As for Jack and the dark deeds he always has to commit (he was ordered by the President to shoot his own commanding agent in the head in Season Three!), I'm starting to think that if they ever decide that a given season's going to be the last season, I hope that all the bad stuff Jack's had to do finally wears him down to the point where he goes over to the dark side and has to be taken out by the next guy. Jack's last words should be "Tell Kim I'm sorry." Nobody could do the things Jack's had to do and not go insane.

I'll close with a complaint: was the assassination attempt on David Palmer that closed out Season Two ever referenced again in any substantive way? I didn't watch Seasons Four or Five, so I don't know, but Season Two ended with an assassin shaking Palmer's hand, and then with Palmer staring at his hand, and finally with Palmer writhing on the ground in agony.
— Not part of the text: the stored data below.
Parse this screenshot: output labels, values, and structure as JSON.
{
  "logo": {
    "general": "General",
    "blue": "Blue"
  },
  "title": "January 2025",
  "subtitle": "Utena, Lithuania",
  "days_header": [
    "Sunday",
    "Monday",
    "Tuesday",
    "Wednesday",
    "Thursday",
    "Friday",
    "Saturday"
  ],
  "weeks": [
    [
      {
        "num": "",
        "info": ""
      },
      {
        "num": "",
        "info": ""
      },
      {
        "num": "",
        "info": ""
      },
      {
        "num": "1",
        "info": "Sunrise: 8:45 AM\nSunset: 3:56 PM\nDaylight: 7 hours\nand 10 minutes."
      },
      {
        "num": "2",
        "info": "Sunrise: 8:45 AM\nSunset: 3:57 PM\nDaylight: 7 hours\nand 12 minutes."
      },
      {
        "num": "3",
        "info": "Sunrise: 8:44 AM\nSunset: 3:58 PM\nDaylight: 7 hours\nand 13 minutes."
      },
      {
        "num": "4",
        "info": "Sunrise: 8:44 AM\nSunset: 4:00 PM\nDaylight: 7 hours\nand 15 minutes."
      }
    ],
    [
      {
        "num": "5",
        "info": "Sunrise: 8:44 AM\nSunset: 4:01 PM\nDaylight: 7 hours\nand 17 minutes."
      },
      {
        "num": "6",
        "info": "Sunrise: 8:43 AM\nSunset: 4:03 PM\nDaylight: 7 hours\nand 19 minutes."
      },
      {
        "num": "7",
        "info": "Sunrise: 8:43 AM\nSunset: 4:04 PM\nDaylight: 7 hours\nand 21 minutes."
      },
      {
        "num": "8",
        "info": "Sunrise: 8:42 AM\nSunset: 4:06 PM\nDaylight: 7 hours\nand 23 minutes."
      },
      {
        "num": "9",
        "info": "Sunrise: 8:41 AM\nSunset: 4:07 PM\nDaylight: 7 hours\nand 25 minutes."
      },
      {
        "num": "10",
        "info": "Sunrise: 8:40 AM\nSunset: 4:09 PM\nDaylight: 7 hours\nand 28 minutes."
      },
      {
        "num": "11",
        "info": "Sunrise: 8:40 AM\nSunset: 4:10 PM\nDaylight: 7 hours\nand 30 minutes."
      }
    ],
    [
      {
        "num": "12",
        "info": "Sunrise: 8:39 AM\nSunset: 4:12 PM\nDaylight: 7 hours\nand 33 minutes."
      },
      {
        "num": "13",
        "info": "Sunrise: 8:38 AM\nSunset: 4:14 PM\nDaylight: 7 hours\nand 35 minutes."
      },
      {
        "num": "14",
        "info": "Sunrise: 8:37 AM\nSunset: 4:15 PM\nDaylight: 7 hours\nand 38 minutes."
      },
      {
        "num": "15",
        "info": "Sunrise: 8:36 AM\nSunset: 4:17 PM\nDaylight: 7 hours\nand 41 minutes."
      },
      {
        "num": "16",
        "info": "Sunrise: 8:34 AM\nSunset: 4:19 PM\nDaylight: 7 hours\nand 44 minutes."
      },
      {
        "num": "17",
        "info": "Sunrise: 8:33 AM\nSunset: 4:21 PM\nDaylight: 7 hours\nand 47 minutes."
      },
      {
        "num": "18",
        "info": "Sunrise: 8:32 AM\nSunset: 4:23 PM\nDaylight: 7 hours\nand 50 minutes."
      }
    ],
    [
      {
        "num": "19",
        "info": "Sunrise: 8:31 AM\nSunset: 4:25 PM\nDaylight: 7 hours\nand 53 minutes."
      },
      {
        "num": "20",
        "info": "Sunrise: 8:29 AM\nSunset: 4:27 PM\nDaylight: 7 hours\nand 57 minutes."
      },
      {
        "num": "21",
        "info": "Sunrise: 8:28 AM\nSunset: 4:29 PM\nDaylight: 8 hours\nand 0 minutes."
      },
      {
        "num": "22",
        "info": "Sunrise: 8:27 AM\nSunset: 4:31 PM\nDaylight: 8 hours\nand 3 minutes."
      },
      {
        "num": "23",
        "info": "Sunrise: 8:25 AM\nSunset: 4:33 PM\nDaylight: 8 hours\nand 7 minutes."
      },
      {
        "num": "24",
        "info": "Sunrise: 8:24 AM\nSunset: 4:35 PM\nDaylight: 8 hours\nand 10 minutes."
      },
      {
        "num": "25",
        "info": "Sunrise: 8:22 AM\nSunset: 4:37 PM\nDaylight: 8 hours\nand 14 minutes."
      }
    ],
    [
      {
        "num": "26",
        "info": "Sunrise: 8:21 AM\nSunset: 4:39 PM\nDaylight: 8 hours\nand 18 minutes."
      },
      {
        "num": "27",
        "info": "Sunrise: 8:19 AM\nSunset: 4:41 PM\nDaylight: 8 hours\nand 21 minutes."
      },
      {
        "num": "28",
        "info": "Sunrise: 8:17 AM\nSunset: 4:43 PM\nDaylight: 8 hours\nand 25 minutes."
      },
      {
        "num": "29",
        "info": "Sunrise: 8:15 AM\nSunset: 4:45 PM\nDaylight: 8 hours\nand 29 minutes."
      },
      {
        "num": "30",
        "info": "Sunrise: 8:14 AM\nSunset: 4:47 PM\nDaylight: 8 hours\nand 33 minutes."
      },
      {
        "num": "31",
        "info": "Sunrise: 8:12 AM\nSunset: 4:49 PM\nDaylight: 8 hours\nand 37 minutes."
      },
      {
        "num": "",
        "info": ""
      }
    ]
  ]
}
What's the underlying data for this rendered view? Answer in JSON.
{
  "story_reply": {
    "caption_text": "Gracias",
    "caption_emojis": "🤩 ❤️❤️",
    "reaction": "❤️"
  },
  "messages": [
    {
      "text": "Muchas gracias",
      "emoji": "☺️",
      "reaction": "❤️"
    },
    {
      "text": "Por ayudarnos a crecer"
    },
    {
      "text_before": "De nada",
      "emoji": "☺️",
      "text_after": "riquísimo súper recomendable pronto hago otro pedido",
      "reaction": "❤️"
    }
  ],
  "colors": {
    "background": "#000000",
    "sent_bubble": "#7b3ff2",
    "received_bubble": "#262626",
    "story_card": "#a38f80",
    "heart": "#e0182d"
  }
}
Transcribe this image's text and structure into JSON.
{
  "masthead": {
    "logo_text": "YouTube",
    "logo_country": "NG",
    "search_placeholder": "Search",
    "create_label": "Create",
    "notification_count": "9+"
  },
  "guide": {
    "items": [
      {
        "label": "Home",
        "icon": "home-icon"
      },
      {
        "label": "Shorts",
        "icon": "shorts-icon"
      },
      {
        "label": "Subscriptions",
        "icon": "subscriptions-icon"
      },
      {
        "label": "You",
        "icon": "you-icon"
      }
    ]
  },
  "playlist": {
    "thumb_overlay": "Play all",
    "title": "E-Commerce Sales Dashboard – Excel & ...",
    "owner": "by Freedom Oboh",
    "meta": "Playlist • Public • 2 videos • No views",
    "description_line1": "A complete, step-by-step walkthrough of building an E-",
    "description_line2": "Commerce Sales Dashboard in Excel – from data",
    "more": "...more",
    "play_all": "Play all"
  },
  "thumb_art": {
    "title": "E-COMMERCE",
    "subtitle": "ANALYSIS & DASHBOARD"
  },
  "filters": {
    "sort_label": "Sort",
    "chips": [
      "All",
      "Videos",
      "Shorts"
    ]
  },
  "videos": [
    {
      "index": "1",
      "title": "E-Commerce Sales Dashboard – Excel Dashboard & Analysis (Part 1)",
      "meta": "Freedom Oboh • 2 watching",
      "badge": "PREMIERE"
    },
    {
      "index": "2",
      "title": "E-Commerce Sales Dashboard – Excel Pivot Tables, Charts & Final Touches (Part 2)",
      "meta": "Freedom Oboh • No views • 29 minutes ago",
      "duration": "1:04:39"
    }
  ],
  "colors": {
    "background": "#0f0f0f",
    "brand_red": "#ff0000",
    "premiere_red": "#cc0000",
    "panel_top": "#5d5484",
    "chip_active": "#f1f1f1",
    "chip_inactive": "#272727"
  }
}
But when Season Three started the next fall, the calendar on the show had been moved up eight or nine months, and Palmer was out there Presidentin' his heart out. The only reference to the assassination attempt I recall was a shot of the scar tissue on his hands. WTF? Imagine if Return of the Jedi had opened with the Millennium Falcon and Luke's X-Wing rocketing away from Tatooine, with Han saying, "Hey Luke, thanks for rescuing me!"

Now that I've whined a bit about the lack of realism on 24, I hope you'll excuse me while I pop Thunderball into the DVD player. That's the stuff!